Review: Teen Titans #17

Teen Titans #17

Writer: Greg Pak

Pencils: Ian Churchill

Inks: Norm Rapmund

Colors: Tony Avina

Cover: Ian Churchill, Andrew Dalhouse,

Norm Rapmund, Ethan Van Sciver

 

 

Greg Pak takes over writing duties in Teen Titans #17 and moves our heroes further into the mainstream of the DC Universe. The team is traveling across the East Coast, attempting to avoid entanglements with law enforcement. For the Titans, “No unnecessary heroics,” is the name of the game. However, the team is itching for action – especially one, Cassie Sandsmark.

In Teen Titans #17, we also get a nice bio on each of the Titans – something new readers like myself appreciate:

Red Robin – Tim Drake, Team Leader

Tanya Spears – Power Girl, Genius who gets big

Miguel Jose Barragan – Bunker, forms purple constructs with his mind

Rachel Roth – Raven, half-demon sorceress

Garfield Logan – Beast Boy, can transform into any animal

Cassie Sandsmark – Wonder Girl…

But, “Who is Wonder Girl?”

In the New 52, it’s Cassie Sandsmark. A teenager with a complicated past, Cassie is finding herself in a world that feels foreign. Her godlike abilities are a mixed bad – part blessing; part curse – raising more questions than answers. While she deals with feelings considered a normal part of adolescence, Cassie is anything but normal.

Teen Titans #17 is a Cassie-centric issue, as her origins are explored more fully. “Who is Wonder Girl?” is a recurring thematic trend for the character, Wonder Girl. “Who is Wonder Girl (Donna Troy)?,” represents a recurring them in DCU, first explored by Marv Wolfman and George Perez in 1984 (see New Teen Titans #38, 1984; New Teen Titans #50-54, 1988-89) and pops up every now and again in both story arch and references. So, when we DC fans read, “Who is Wonder Girl?,” it’s a clue to look for new direction from the character in a new generation.

Tim Drake believes Cassie’s powers originated from the theft of an archaeological artifact. As her discontent and past behaviors resurface, Drake is left more cautious and concerned than ever about his teammate.

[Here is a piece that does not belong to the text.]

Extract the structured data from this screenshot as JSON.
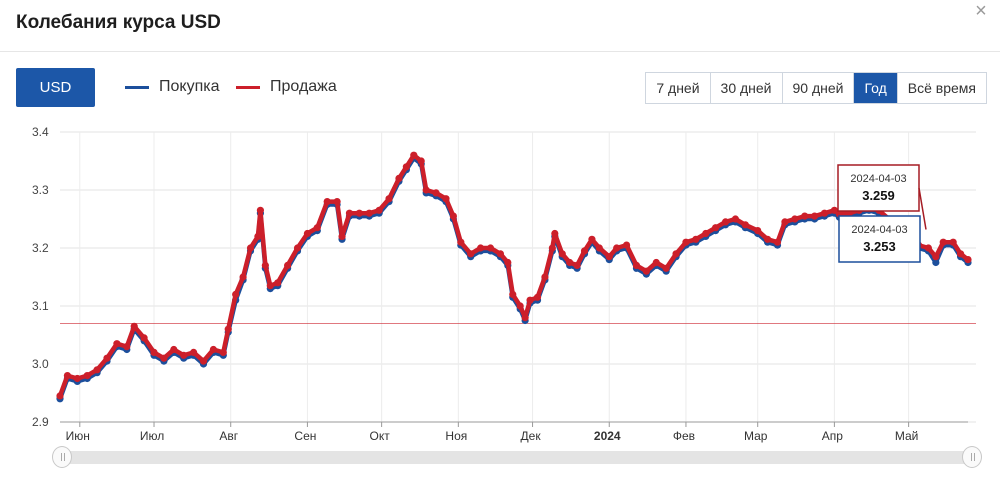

Making this more difficult is romantic tension between the two, Tim and Cassie, which is mentioned in the issue by Miguel (Bunker).

Cassie hears voices throughout Teen Titans #17, compelling her to locate her father. She ends up in an apartment in London, where she and her friends are attacked by hyena-men seemingly out of nowhere. There, Cassie discovers her ancestry may just be other-worldly. She meets her aunt Cassandra, who claims Cassie is a granddaughter of Zeus. Cassie decides to go with Cassandra on a quest to resurrect her father.

 

Teen Titans #17 includes many locations including: The Adirondack Mountains, Wilmington, DE, Waynesboro, VA, and London, UK. The breadth of the story is big and really sells the team being on the run. However, the rapid switches leave the reader slightly disoriented.

The art in the issue is beautiful. Cassie, in particular, is well-rendered – youth, exuberance, angst, power, and beauty – are juxtaposed nicely. The colors are vibrant and easy on the eye. With the changing scenery, the background art – landscapes, forests, buildings – plays an essential part in the story and are well done; providing a nice palate for the action and emotion, which remains front and center.

Teen Titans #17 ends with the inclusion of one of DC’s Trinity, Wonder Woman.

Wonder Girl and Wonder Woman have long been associated and her inclusion in Teen Titans is telling. Could Diana’s presence bring the Titans into a much larger story than currently thought? Will the team play a bigger role in the DCU? This remains to be seen.

We do not get those answers in Teen Titans #17. This is an issue designed to set the stage for upcoming stories with a new creative direction. It’s well written, keeping the playful banter of the Teen Titans series in place. The pacing of the issue was jerky, based on abrupt location changes, which helps sell the story of a team without a home – but, feels that way to the reader. Cassandra’s appearance and the pitting of her against Wonder Woman – with Wonder Girl in the middle – smacks of difficult decisions ahead for young Cassie.

Teen Titans #17 is a good introduction of Pak’s new direction. I suspect it will only get better from here with new twists and turns awaiting our heroes.